6 Şubat’ın Üzerinden İki Yıl Geçerken Konut Hakkı

6 ve 20 Şubat Depremlerinin üzerinden 2 yıl geçti. 11 ilimizde meydana gelen büyük yıkımın etkileri hâlâ sürüyor. Bu etkilerin bir odağını da konut hakkına erişim oluşturuyor. Hem depremlerin afete dönüşmesini engelleyen bir etken hem de afet sonrası iyileşmenin zemini olarak yaşamaya elverişli konut hakkının üzerinde önemle durulması gerekiyor.

6 Şubat’tan bu yana konut hakkına erişim bağlamında neler yaşandı?

  • Yer seçim kriterlerine uygun biçimde oluşturulmayan ve nitelikli yaşam alanı sunmayan konteyner kentler

Yakınına moloz döküm sahası kurulması gibi uygulamalar ve oluşan seller sebebiyle halk sağlığı sorunları oluşturdu.

Sakinlerine başını sokacak bir çatı sunmanın ötesine geçemedi, ihtiyaçları karşılayamadı. 

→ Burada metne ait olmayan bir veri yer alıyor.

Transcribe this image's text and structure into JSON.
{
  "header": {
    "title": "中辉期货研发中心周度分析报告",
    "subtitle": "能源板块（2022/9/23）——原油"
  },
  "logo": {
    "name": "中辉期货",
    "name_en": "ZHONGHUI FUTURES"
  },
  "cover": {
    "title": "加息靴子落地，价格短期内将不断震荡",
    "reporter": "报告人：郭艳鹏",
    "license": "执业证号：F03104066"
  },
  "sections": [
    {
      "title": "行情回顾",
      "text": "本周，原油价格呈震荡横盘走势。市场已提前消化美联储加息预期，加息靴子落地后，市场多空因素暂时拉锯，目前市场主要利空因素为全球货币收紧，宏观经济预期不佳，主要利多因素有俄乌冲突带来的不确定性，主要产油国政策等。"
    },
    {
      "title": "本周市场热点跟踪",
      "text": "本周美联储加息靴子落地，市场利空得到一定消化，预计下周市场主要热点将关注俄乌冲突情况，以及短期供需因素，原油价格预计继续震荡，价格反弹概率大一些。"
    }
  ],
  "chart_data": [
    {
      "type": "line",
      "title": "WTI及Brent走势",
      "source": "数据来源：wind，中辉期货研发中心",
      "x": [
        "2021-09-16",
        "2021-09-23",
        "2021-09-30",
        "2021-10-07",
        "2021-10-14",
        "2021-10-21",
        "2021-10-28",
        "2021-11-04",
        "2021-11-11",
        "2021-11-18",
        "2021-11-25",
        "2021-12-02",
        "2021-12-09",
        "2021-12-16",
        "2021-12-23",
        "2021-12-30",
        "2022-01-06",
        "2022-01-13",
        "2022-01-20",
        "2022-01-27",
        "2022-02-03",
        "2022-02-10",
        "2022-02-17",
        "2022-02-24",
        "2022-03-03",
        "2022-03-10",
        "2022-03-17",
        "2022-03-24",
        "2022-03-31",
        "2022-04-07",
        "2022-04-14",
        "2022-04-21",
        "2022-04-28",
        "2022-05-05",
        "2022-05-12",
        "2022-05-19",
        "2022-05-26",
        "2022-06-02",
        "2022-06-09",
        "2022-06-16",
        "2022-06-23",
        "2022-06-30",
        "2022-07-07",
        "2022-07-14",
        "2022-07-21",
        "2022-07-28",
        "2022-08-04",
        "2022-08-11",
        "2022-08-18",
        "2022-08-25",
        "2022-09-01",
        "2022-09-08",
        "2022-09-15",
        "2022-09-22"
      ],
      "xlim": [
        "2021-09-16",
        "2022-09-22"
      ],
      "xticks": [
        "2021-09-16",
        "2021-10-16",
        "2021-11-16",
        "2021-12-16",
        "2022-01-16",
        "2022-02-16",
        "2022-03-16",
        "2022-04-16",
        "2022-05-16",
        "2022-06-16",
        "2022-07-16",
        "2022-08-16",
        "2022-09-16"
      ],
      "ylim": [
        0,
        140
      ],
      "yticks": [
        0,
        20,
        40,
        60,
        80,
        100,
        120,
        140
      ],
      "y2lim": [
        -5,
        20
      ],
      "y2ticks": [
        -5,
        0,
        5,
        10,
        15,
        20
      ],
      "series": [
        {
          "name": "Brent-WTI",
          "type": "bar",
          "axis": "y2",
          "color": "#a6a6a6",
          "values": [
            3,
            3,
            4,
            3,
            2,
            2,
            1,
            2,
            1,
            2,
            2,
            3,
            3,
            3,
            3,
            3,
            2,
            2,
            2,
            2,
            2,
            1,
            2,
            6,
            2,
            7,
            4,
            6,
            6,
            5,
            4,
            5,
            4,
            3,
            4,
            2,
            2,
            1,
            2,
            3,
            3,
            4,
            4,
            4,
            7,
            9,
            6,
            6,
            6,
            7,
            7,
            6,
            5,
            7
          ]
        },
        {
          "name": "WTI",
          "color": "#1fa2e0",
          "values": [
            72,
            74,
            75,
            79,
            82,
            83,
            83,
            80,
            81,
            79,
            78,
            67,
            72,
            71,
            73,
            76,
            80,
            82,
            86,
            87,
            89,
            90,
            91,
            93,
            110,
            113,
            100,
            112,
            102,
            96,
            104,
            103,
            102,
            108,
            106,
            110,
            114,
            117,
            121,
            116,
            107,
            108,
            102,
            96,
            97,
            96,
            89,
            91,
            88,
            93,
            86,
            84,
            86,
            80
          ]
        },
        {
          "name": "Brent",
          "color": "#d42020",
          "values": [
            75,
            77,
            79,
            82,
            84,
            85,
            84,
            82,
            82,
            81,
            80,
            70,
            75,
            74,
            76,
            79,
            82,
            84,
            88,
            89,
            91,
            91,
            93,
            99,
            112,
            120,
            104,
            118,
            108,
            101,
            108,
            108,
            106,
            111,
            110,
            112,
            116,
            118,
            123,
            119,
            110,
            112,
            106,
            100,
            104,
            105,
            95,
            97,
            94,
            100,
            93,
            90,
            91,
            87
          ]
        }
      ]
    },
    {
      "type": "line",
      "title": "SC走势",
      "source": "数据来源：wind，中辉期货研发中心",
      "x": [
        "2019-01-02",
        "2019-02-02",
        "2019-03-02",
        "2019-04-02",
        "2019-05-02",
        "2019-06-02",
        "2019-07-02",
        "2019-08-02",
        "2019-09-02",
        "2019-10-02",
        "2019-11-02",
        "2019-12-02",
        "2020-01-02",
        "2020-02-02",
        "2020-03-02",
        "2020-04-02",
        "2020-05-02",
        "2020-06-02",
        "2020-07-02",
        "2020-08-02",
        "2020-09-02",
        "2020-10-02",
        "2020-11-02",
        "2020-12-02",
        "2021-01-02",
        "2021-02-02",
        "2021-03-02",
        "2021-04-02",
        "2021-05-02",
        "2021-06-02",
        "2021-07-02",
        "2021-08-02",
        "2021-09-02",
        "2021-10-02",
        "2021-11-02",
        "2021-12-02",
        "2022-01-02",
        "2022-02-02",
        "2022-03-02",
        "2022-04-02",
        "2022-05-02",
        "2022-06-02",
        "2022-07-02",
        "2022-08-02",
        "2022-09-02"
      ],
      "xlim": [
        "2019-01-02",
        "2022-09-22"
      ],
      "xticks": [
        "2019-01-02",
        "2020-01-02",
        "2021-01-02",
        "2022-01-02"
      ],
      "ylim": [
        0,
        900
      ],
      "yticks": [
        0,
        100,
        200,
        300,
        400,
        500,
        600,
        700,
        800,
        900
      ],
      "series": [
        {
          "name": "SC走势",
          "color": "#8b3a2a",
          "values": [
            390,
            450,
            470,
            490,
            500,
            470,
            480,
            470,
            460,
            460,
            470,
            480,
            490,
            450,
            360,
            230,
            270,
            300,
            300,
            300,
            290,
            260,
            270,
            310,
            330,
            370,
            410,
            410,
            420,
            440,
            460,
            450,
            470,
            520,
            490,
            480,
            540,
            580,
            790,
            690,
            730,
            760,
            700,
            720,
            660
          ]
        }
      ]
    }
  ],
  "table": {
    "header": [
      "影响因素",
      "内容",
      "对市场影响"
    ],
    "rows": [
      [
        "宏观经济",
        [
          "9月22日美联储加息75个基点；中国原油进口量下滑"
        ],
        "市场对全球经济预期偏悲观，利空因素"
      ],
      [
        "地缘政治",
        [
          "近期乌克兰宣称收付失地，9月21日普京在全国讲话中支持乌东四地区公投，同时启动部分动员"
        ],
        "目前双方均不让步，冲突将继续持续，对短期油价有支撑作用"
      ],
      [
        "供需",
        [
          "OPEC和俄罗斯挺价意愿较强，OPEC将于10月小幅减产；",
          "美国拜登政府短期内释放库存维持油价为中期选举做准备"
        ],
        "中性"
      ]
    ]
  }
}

Hak sahipliğinin mülkiyet odağında dağıtılması dezavantajlı grupları güvencesizleştirdi, hak sahipliği kazananlar ise muğlak süreçlerle yerinden edilme baskısı altında kaldı.

  • Deprem bölgelerinden diğer illere yaşanan göçlerle kiralık konut krizi yaşandı. Ödenebilir konutlara erişmekte güçlük yaşayan depremzedeler toplumsal dışlanmayla ve ekonomik zorluklarla baş başa kaldı.
  • Deprem bölgesindeki şehirlerin yeniden yapılanma süreçlerinde şeffaflık ve katılım hedeflenmedi. Konutlarıyla birlikte konut çevresindeki yaşamı da yitiren topluluklar için kent çeperlerine itilmiş toplu konutların yeterli bir çözüm olacağı varsayıldı.
  • Antakya gibi tarihi kent merkezlerinin kentsel dönüşüm alanı ilan edilmesi afetin travmasını atlatamamış yerel halk üzerinde baskı oluşturdu. Kentsel dönüşüm süreçlerinin şeffaf ve katılımcı biçimde yürütülmemesi, bu toplulukların ikinci bir kayıp ve travma yaşamalarına yol açarak sağlık ve iyilik hâllerini zedeledi. 

Neler yapılması gerekiyor?

BM’nin çerçevesini çizdiği “yaşamaya elverişli konut hakkı” Türkiye’de temel insan hakkı olarak tanımlanmalı ve bu hakkın gerçekleştirilmesi için iç hukuk düzenlenmelidir.

Konut alanlarının planlanması, merkeziyetçi bir anlayışla değil yerel halkın dahil olabileceği ve bilgi alabileceği şeffaf ve katılımcı mekanizmalarla gerçekleştirilmelidir.

Sosyal konut yaklaşımı, sadece mülkiyet edindirmeyi değil ortak mülkiyet veya kiralama gibi konutun kullanım hakkını odağa alan, farklı toplumsal grupları da kapsayacak sürdürülebilir ve yenilikçi modelleri sunmayı hedeflemelidir. 

Konut alanlarının planlanmasında kent-kır yaşam dengesi gözetilmeli, ekolojik ve dirençli bir yaklaşım benimsenmelidir. Bu doğrultuda oluşturulacak standartların kamusal denetimi düzenli ve şeffaf olmalıdır.

Afetler sonrasında inşa edilen konteyner kentler, geçici süreli yaşam alanları olsa bile, yaşamaya elverişli konut hakkı standartlarını karşılamalıdır.

Afete dirençli kentlerin aracı olarak görülen kentsel dönüşüm süreçleri yık-yap pratiğiyle değil iyilik hâlini gözeten, adil ve kapsayıcı bir yaklaşımla yürütülmelidir.